Blockaid estimated the total impact at more than $1M. The report treats token-unit releases as authoritative and does not assign a precise USD value because volatile token pricing and any post-release swaps were not fully reconstructed here.

Evidence

• Setup transaction: 0x2f44dc1b883522a88f9b0cbbdfabf9ec33884b69dd4326600c3fab7fb2277260 on Ethereum, block 25367938, status success, timestamp 2026-06-21 19:03:59 UTC.
• Release transaction: 0x017292a7de5fef52a3274e37dda5ace4c4d0cdafe91b7b4ac9c700f02fae35ee on Ethereum, block 25368853, status success, timestamp 2026-06-21 22:07:23 UTC.
• Release transaction: 0xb8befb015a67de8f40890b1f8667c597c3b66a52b388ec1c6cd28637fd65dd13 on Ethereum, block 25368908, status success, timestamp 2026-06-21 22:18:23 UTC.
• Attacker: 0x7506DeA0c38ca0B55364B22424374c5A1ae1B76a.
• Vulnerable proof/bridge path: Bridge proxy 0xd60247c6848b7ca29eddf63aa924e53db6ddd8ec, SignalService proxy 0x9e0a24964e5397b566c1ed39258e21ab5e35c77c, and SGX verifier contracts 0x08568df252ecf37d6c3efd24f6ca3688118697f1 / 0xa1018ba2e22139076f91da2a856b2cab22d968f6.

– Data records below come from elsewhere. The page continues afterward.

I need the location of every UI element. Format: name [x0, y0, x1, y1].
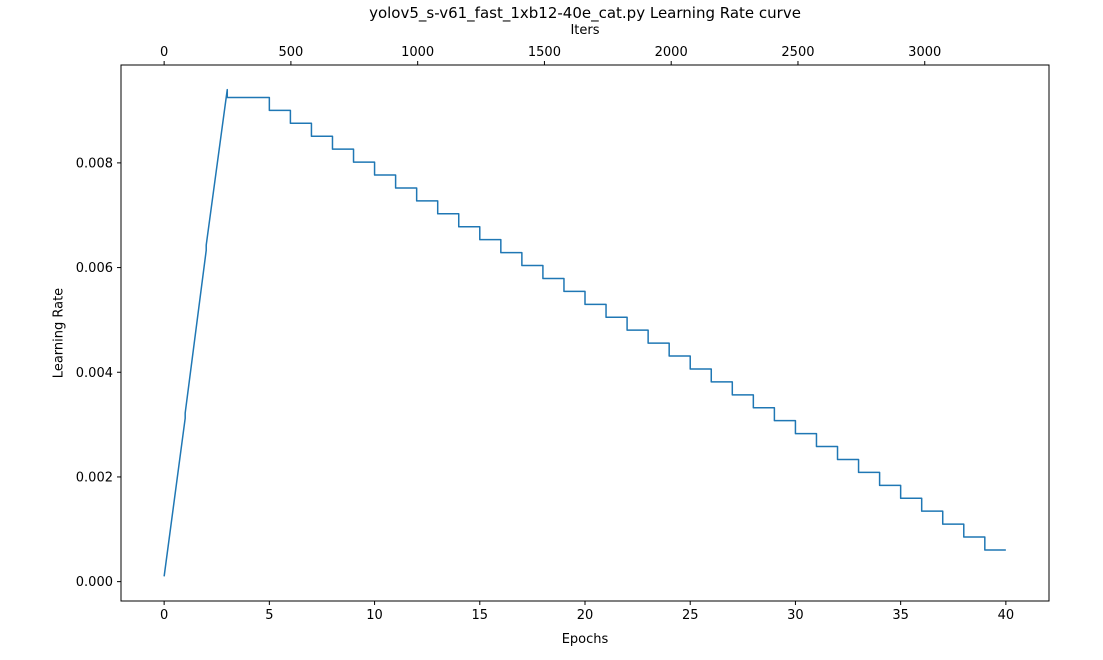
- x-tick-label: 25: [682, 608, 699, 623]
- x-tick-label: 15: [472, 608, 489, 623]
- axes-frame: [120, 64, 1050, 602]
- y-tick-label: 0.008: [76, 156, 113, 171]
- x-tick-label: 30: [787, 608, 804, 623]
- x-tick-label: 0: [160, 608, 168, 623]
- top-tick-label: 2500: [781, 45, 814, 60]
- x-tick-label: 10: [366, 608, 383, 623]
- top-tick-label: 2000: [655, 45, 688, 60]
- y-tick-label: 0.000: [76, 575, 113, 590]
- chart-title: yolov5_s-v61_fast_1xb12-40e_cat.py Learn…: [369, 4, 801, 22]
- x-tick-label: 20: [577, 608, 594, 623]
- top-tick-label: 1500: [528, 45, 561, 60]
- top-tick-label: 0: [160, 45, 168, 60]
- y-axis-label: Learning Rate: [51, 287, 67, 379]
- top-tick-label: 3000: [908, 45, 941, 60]
- y-tick-label: 0.004: [76, 366, 113, 381]
- lr-curve-line: [163, 88, 1006, 577]
- y-tick-label: 0.002: [76, 470, 113, 485]
- top-tick-label: 500: [278, 45, 303, 60]
- x-tick-label: 5: [265, 608, 273, 623]
- top-axis-label: Iters: [570, 23, 600, 38]
- x-tick-label: 40: [998, 608, 1015, 623]
- x-axis-label: Epochs: [561, 632, 609, 647]
- x-tick-label: 35: [892, 608, 909, 623]
- y-tick-label: 0.006: [76, 261, 113, 276]
- top-tick-label: 1000: [401, 45, 434, 60]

• Impacted custody component: ERC20Vault proxy 0x996282cA11E5DEb6B5D122CC3B9A1FcAAD4415Ab.
• Key on-chain fact: setup transaction logs show InstanceAdded for SGX instance IDs 5 and 6, then CheckpointSaved for Taiko block 1805600, then 10 MessageStatusChanged(..., RETRIABLE) events.

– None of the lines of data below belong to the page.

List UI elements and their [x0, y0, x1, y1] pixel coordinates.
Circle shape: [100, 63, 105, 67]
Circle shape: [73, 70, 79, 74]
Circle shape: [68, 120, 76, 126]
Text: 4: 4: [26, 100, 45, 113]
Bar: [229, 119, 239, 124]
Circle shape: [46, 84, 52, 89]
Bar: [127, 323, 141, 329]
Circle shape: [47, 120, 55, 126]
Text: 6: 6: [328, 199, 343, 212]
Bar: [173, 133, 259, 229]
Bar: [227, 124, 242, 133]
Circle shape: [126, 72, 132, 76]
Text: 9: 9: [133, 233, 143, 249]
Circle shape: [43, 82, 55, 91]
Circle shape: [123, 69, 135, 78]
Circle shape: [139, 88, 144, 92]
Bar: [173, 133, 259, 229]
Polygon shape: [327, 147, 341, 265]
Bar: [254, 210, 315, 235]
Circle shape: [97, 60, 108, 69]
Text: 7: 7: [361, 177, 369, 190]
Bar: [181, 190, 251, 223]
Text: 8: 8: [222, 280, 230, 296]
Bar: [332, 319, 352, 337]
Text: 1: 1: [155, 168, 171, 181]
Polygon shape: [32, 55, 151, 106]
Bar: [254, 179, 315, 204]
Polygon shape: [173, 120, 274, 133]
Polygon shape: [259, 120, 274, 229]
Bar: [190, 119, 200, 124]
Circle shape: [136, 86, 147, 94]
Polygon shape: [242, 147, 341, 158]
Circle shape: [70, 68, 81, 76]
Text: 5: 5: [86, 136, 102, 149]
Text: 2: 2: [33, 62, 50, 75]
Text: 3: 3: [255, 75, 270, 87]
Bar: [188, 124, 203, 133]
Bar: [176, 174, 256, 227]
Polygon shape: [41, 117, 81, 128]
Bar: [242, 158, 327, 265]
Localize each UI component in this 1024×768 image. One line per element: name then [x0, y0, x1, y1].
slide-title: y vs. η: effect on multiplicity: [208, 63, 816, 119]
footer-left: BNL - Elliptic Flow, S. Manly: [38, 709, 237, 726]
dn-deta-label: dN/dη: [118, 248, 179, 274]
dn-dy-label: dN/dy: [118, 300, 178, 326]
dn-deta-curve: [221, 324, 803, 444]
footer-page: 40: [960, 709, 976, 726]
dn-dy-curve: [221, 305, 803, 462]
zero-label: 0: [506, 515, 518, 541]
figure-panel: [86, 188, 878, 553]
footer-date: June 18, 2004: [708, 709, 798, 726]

• Key on-chain fact: 0x017292... emitted USDC Transfer from ERC20Vault to the attacker for 649,761.236201 USDC and changed message hash 0x7f153b...831c9 to DONE.
• Key on-chain fact: 0xb8bef... changed message hash 0x855db4...82ef1 to DONE and the trace shows the Bridge sending 130 ETH to 0xA98035081fB739EbE9C8f80904668fb11438a846.

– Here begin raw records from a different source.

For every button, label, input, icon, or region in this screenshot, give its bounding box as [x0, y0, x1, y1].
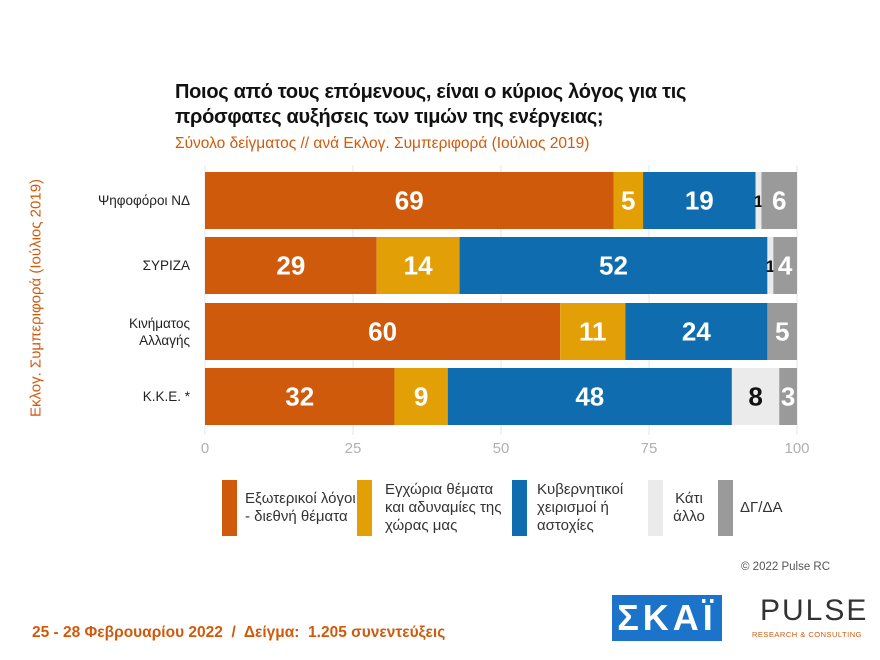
bar-segment	[205, 172, 614, 229]
survey-info: 25 - 28 Φεβρουαρίου 2022 / Δείγμα: 1.205…	[32, 624, 446, 641]
bar-segment	[205, 237, 377, 294]
value-label: 19	[685, 185, 714, 215]
bar-segment	[205, 368, 395, 425]
x-tick-label: 50	[493, 440, 510, 457]
logo-skai: ΣΚΑΪ	[612, 595, 722, 641]
bar-segment	[643, 172, 756, 229]
value-label: 52	[599, 250, 628, 280]
bar-segment	[394, 368, 448, 425]
copyright: © 2022 Pulse RC	[741, 561, 831, 573]
bar-segment	[767, 237, 774, 294]
value-label: 6	[772, 185, 786, 215]
value-label: 29	[276, 250, 305, 280]
legend-swatch	[648, 480, 663, 536]
category-label: ΣΥΡΙΖΑ	[142, 258, 190, 273]
value-label: 5	[621, 185, 635, 215]
legend-label: Κάτι άλλο	[673, 490, 705, 525]
logo-pulse-sub: RESEARCH & CONSULTING	[752, 630, 862, 639]
bar-segment	[755, 172, 762, 229]
x-tick-label: 75	[641, 440, 658, 457]
legend-label: Εγχώρια θέματα και αδυναμίες της χώρας μ…	[385, 481, 502, 534]
value-label: 24	[682, 316, 711, 346]
y-axis-label: Εκλογ. Συμπεριφορά (Ιούλιος 2019)	[27, 178, 45, 418]
bar-segment	[731, 368, 780, 425]
bar-segment	[205, 303, 561, 360]
bar-segment	[459, 237, 768, 294]
value-label: 1	[766, 257, 775, 276]
bar-segment	[560, 303, 626, 360]
value-label: 8	[748, 381, 762, 411]
bar-segment	[773, 237, 797, 294]
value-label: 9	[414, 381, 428, 411]
bar-segment	[376, 237, 460, 294]
category-label: Κινήματος Αλλαγής	[128, 315, 190, 348]
chart-subtitle: Σύνολο δείγματος // ανά Εκλογ. Συμπεριφο…	[175, 135, 590, 152]
bar-segment	[761, 172, 797, 229]
legend-label: ΔΓ/ΔΑ	[740, 499, 783, 516]
legend-swatch	[718, 480, 733, 536]
chart-title: Ποιος από τους επόμενους, είναι ο κύριος…	[175, 81, 687, 128]
legend-swatch	[222, 480, 237, 536]
value-label: 48	[575, 381, 604, 411]
value-label: 32	[285, 381, 314, 411]
bar-segment	[625, 303, 768, 360]
value-label: 3	[781, 381, 795, 411]
value-label: 4	[778, 250, 793, 280]
value-label: 5	[775, 316, 789, 346]
value-label: 14	[404, 250, 433, 280]
legend-label: Εξωτερικοί λόγοι - διεθνή θέματα	[245, 490, 356, 525]
bar-segment	[613, 172, 644, 229]
value-label: 60	[368, 316, 397, 346]
x-tick-label: 100	[784, 440, 809, 457]
bar-segment	[447, 368, 732, 425]
x-tick-label: 25	[345, 440, 362, 457]
legend-label: Κυβερνητικοί χειρισμοί ή αστοχίες	[537, 481, 624, 534]
value-label: 69	[395, 185, 424, 215]
category-label: Ψηφοφόροι ΝΔ	[97, 193, 190, 208]
value-label: 11	[579, 316, 607, 346]
value-label: 1	[754, 192, 763, 211]
logo-pulse: PULSE	[760, 594, 869, 627]
legend-swatch	[512, 480, 527, 536]
legend-swatch	[357, 480, 372, 536]
category-label: Κ.Κ.Ε. *	[142, 389, 190, 404]
bar-segment	[779, 368, 797, 425]
x-tick-label: 0	[201, 440, 209, 457]
bar-segment	[767, 303, 797, 360]
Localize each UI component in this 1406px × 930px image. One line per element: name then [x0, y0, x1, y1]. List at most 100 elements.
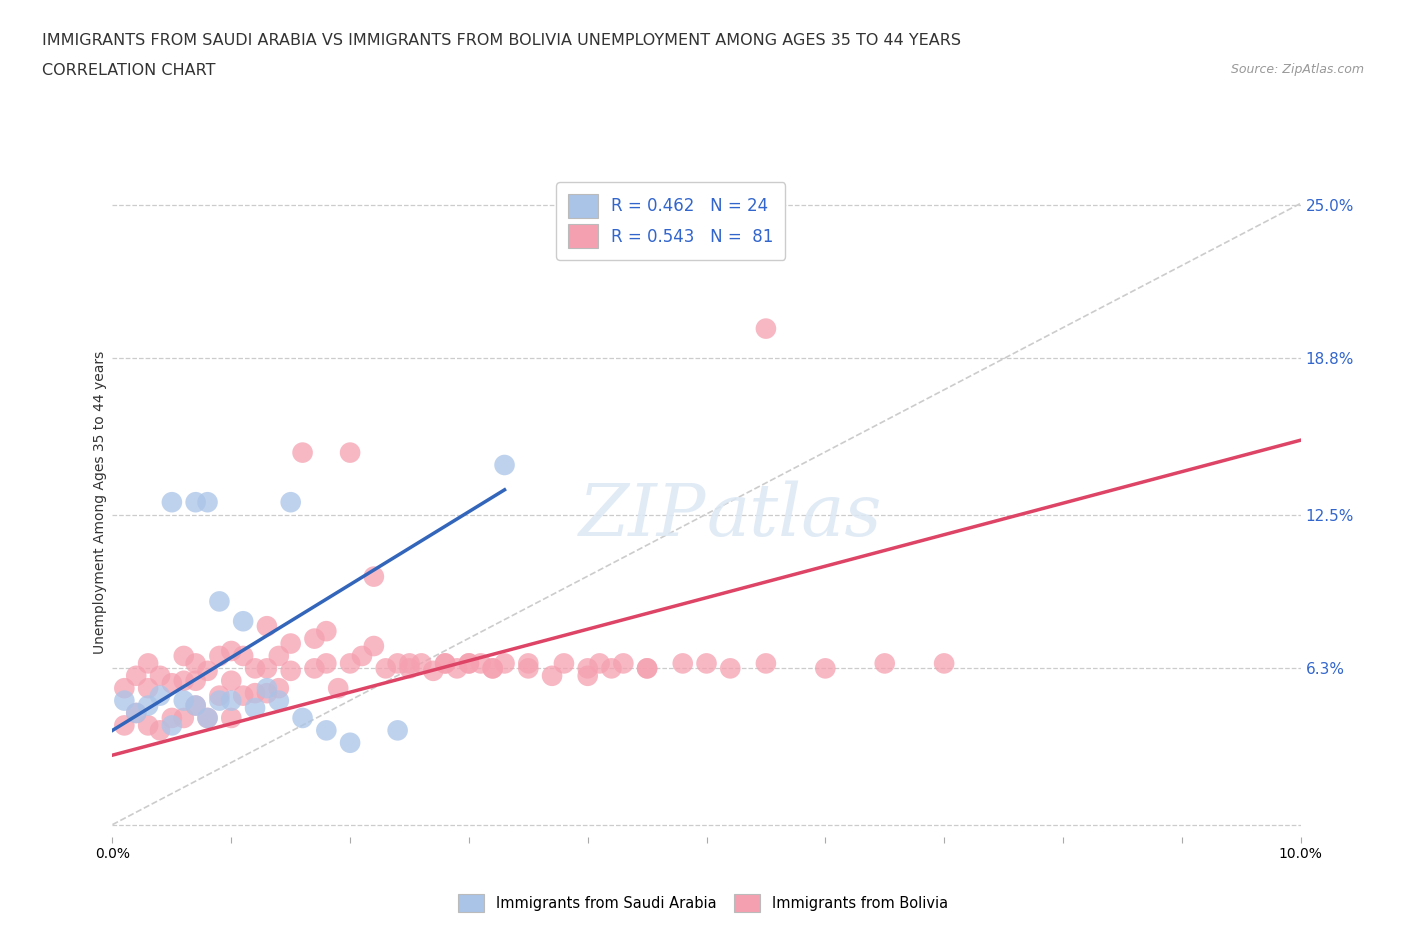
- Point: [718, 661, 741, 676]
- Point: [457, 656, 479, 671]
- Point: [160, 711, 183, 725]
- Point: [184, 495, 207, 510]
- Point: [197, 663, 219, 678]
- Point: [197, 711, 219, 725]
- Point: [339, 656, 361, 671]
- Point: [243, 685, 266, 700]
- Point: [328, 681, 350, 696]
- Point: [434, 656, 457, 671]
- Point: [422, 663, 444, 678]
- Text: IMMIGRANTS FROM SAUDI ARABIA VS IMMIGRANTS FROM BOLIVIA UNEMPLOYMENT AMONG AGES : IMMIGRANTS FROM SAUDI ARABIA VS IMMIGRAN…: [42, 33, 962, 47]
- Point: [125, 706, 148, 721]
- Point: [576, 669, 599, 684]
- Point: [267, 648, 290, 663]
- Point: [814, 661, 837, 676]
- Point: [243, 661, 266, 676]
- Point: [387, 723, 409, 737]
- Point: [112, 693, 135, 708]
- Point: [481, 661, 503, 676]
- Point: [434, 656, 457, 671]
- Point: [267, 681, 290, 696]
- Point: [149, 669, 172, 684]
- Point: [136, 656, 159, 671]
- Point: [197, 711, 219, 725]
- Point: [173, 693, 195, 708]
- Point: [481, 661, 503, 676]
- Point: [136, 681, 159, 696]
- Point: [934, 656, 956, 671]
- Point: [411, 656, 433, 671]
- Point: [600, 661, 623, 676]
- Point: [553, 656, 575, 671]
- Point: [232, 688, 254, 703]
- Point: [291, 445, 314, 460]
- Point: [696, 656, 718, 671]
- Text: ZIP: ZIP: [579, 480, 707, 551]
- Point: [541, 669, 564, 684]
- Point: [184, 698, 207, 713]
- Point: [446, 661, 468, 676]
- Legend: Immigrants from Saudi Arabia, Immigrants from Bolivia: Immigrants from Saudi Arabia, Immigrants…: [453, 888, 953, 918]
- Point: [219, 693, 242, 708]
- Point: [494, 656, 516, 671]
- Point: [494, 458, 516, 472]
- Point: [873, 656, 896, 671]
- Point: [256, 618, 278, 633]
- Text: atlas: atlas: [707, 480, 882, 551]
- Point: [588, 656, 610, 671]
- Point: [612, 656, 634, 671]
- Point: [197, 495, 219, 510]
- Point: [112, 718, 135, 733]
- Point: [208, 688, 231, 703]
- Point: [339, 736, 361, 751]
- Point: [576, 661, 599, 676]
- Point: [160, 495, 183, 510]
- Point: [267, 693, 290, 708]
- Text: Source: ZipAtlas.com: Source: ZipAtlas.com: [1230, 63, 1364, 76]
- Point: [219, 711, 242, 725]
- Point: [350, 648, 373, 663]
- Point: [315, 624, 337, 639]
- Point: [457, 656, 479, 671]
- Point: [280, 636, 302, 651]
- Text: CORRELATION CHART: CORRELATION CHART: [42, 63, 215, 78]
- Point: [636, 661, 658, 676]
- Point: [517, 656, 540, 671]
- Point: [398, 661, 420, 676]
- Point: [173, 673, 195, 688]
- Point: [219, 673, 242, 688]
- Point: [125, 669, 148, 684]
- Point: [304, 631, 326, 646]
- Point: [136, 698, 159, 713]
- Point: [387, 656, 409, 671]
- Point: [363, 569, 385, 584]
- Point: [232, 614, 254, 629]
- Point: [291, 711, 314, 725]
- Point: [304, 661, 326, 676]
- Point: [755, 321, 778, 336]
- Point: [672, 656, 695, 671]
- Point: [184, 698, 207, 713]
- Point: [184, 673, 207, 688]
- Point: [755, 656, 778, 671]
- Point: [173, 648, 195, 663]
- Point: [280, 663, 302, 678]
- Point: [398, 656, 420, 671]
- Point: [184, 656, 207, 671]
- Point: [374, 661, 396, 676]
- Point: [160, 718, 183, 733]
- Point: [136, 718, 159, 733]
- Point: [256, 681, 278, 696]
- Point: [125, 706, 148, 721]
- Point: [149, 688, 172, 703]
- Point: [208, 648, 231, 663]
- Point: [232, 648, 254, 663]
- Point: [315, 723, 337, 737]
- Point: [243, 700, 266, 715]
- Point: [470, 656, 492, 671]
- Point: [219, 644, 242, 658]
- Point: [256, 685, 278, 700]
- Point: [636, 661, 658, 676]
- Point: [208, 594, 231, 609]
- Point: [173, 711, 195, 725]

• Key source-chain check: Taiko RPC log queries around proof block 1805600 and 1806100 returned no MessageSent logs from 0x1670000000000000000000000000000000000001 for sampled forged message hashes 0x7f153b...831c9 and 0x855db4...82ef1.

Remediation

• Invalidate fraudulent checkpoints and cached received-signal slots, and revoke or quarantine the SGX instance IDs used in the setup transaction.
• Add an effective challenge/finality delay between SGX instance registration, checkpoint acceptance, and high-value bridge message processing; INSTANCE_VALIDITY_DELAY = 0 makes same-transaction registration-to-withdrawal possible.
• Require multi-prover or committee quorum for checkpoint roots that can unlock L1 custody, rather than accepting a single freshly registered SGX path for immediate withdrawals.
• Enforce source-message authenticity at the Bridge layer by requiring a canonical source-chain checkpoint with independent finality guarantees; a storage proof under a newly accepted root should not be enough to unlock custody.
• Add monitoring and circuit breakers for the sequence registerInstance -> saveCheckpoint -> processMessage/retryMessage, especially when the messages release ERC20Vault funds or ETH above configured thresholds.